Wednesday 7 January 2009

It's not so easy....

This is me. I'm Nicki, a 24 year old spoilt brat. I know it. I'm also the luckiest person in the world. I have people around me who make me a better person. Without them, I'm guessing I'd still be lost in that state of depression I was in, a place I can't imagine now. I'm so very, very aware, that even though I have worked to pull myself out of that, (and boy, did I ever!) I simply would not be breathing today if not for the continuing support of these people. I'm the first to admit life isn't perfect, but for the first time in my life, that doesn't bother me as much as it once did. Of course, it bothers me enough to have the ambition to change certain aspects of my life, but no more "sea of despair" (Oh yeah, I really did say that! I was emo before it was cool!)

This is Gof, my amazing boyfriend, who has changed me in ways I can't even begin to analyse, in just 18 months. His calmness, his easy-going, take-life-at-face-value attitude, tempers the flame of my own, very fiery, personality. Expecting nothing, and so generous with his love and kindness, I've stopped waiting for something to go wrong and I have learned to kick back and enjoy our life together. There's no more questions. I've always been caught between my strong sense of independence and craving for a monogamous commitment, even though I didn't ever understand the need of monogamy (blame daddy for that). I'm still working on my somewhat warped views on relationships, but now, I know I can work on it with him. Our love story won't end in a marriage, neither of us wants or needs that. I hate the very phrase, "end in a marriage". That sounds like the relationship is over, instead of the new chapter it's supposed to signify.
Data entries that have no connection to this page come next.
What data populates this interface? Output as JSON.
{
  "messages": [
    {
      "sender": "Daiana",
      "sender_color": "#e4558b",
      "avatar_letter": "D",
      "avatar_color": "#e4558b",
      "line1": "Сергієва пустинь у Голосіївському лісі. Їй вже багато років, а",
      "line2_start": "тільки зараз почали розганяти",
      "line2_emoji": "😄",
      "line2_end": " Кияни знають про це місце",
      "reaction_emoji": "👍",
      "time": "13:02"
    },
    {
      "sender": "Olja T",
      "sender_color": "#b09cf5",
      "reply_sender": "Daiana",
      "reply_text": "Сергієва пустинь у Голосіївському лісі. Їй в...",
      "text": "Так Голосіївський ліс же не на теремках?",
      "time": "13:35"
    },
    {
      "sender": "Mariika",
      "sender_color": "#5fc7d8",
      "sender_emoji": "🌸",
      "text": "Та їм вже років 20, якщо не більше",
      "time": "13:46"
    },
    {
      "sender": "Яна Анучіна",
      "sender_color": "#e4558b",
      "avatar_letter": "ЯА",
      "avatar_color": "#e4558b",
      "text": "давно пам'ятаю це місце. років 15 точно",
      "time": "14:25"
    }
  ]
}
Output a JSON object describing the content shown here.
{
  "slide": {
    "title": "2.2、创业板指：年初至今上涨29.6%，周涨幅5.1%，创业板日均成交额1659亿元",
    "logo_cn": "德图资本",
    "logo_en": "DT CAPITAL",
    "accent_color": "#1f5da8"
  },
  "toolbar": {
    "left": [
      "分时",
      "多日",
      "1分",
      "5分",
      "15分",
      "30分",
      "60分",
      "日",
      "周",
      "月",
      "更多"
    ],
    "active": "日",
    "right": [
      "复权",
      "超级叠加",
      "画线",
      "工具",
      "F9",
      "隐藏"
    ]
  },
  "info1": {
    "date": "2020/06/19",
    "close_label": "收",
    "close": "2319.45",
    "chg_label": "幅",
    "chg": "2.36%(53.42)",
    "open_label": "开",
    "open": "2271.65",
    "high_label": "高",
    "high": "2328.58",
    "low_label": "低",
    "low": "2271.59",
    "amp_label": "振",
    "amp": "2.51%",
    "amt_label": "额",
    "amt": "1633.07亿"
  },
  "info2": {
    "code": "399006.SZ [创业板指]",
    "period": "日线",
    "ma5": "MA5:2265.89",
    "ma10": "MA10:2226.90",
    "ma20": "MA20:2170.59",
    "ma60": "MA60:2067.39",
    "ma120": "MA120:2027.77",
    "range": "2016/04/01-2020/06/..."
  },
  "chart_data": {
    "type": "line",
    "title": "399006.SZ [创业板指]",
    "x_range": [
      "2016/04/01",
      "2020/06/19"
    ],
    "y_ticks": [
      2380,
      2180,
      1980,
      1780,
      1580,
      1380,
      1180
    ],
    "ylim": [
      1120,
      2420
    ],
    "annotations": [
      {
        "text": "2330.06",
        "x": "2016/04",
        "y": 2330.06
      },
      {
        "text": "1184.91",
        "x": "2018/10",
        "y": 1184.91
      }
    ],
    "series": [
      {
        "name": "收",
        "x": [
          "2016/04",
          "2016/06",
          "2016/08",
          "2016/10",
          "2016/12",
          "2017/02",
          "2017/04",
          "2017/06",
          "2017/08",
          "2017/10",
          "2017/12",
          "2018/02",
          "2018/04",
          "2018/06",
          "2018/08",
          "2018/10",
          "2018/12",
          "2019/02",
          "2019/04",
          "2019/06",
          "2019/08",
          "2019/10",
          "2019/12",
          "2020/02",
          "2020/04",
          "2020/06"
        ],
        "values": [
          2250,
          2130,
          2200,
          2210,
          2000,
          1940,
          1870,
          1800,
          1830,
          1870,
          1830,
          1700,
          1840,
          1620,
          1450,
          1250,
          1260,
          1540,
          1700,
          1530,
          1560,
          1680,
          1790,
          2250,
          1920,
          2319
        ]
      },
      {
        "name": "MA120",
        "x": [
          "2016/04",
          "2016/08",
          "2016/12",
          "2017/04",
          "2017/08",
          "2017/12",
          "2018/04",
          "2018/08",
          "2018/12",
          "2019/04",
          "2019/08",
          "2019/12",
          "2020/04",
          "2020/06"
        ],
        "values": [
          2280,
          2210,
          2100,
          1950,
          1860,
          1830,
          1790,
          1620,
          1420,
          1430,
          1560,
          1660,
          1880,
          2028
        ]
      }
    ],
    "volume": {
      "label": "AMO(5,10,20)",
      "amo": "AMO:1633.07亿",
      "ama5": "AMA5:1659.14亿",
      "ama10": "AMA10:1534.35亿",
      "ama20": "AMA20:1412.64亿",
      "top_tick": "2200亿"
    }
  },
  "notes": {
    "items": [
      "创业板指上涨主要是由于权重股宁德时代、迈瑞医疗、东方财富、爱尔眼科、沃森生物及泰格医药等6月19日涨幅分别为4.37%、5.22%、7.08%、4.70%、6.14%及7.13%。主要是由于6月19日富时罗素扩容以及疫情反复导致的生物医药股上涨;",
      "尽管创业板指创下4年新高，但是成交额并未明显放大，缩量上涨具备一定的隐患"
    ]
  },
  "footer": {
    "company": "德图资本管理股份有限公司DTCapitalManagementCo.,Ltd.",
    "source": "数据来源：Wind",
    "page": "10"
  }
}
But I digress. I love him, and we will be together for as long as it's supposed to last. I can't ask for anything more.

This is Emma. She's the Twitch to my Babble (and if you have to ask why we're nicknamed so...) We're dangerous. We go dancing and drink too much, take loads of pictures and delight in acting silly. And then there's the confidence. Secret sharing. The trust that we'll always be there for each other. Through the petty annoyances, the separation when we've just spent *too* much time together, I know, without doubt, we would drop everything for each other. Always and forever. Ours is the sort of friendship you know will stand the test of time, because we've already been through what would kill any old friendship, and survived. We love each each, not in spite of our flaws, rather because they exist. Who she is makes the person I love, and I do, very much.

Lastly (for now!)is Maffu. My hero. He and I have a relationship that, over 4 years of trying, can't be defined. All I know is this - I would be dead now if it wasn't for him, and his unwavering support through one of the toughest times in my life. This is no mere exaggeration, I know I'm prone to that. It's a simple fact. I can only guess now at what hell I put him though, when I was sinking in the aforementioned "sea of despair". We were lovers, best friends, co-dependant on each other. He and his amazing family welcomed me into their heart and home, and I'm here, loved, because they placed that nugget of hope in my soul. He helped me grow. He saw me through things I hated about myself, and helped me acknowledge some (well, most) of my flaws, and how to cope with them. I can only hope I can one day do something to thank him for all that he's done. It'll be a tough one to equal!

I don't even want to think of the possibility of these three amazing people not being in my life. So I won't. I give thanks daily that they exist in my world, and that they make this unemployed, manic depressed, overweight girl the luckiest in the world.

2 comments:

Anonymous said...

<3 you are loved, and cared about darlin'. I can't tell you how happy I am that you exist, because you'll make my decision to move much easier than just moving to be with Chris.

Miz said...

Thank you sweetie :) I simply CAN NOT wait til you're here for good... the fun we'll have, and those poor ickle boys... :P

Seriously, I'm so happy you and Doc found each other, because it means we found each other too, and I'm alittle bit spoilt like that!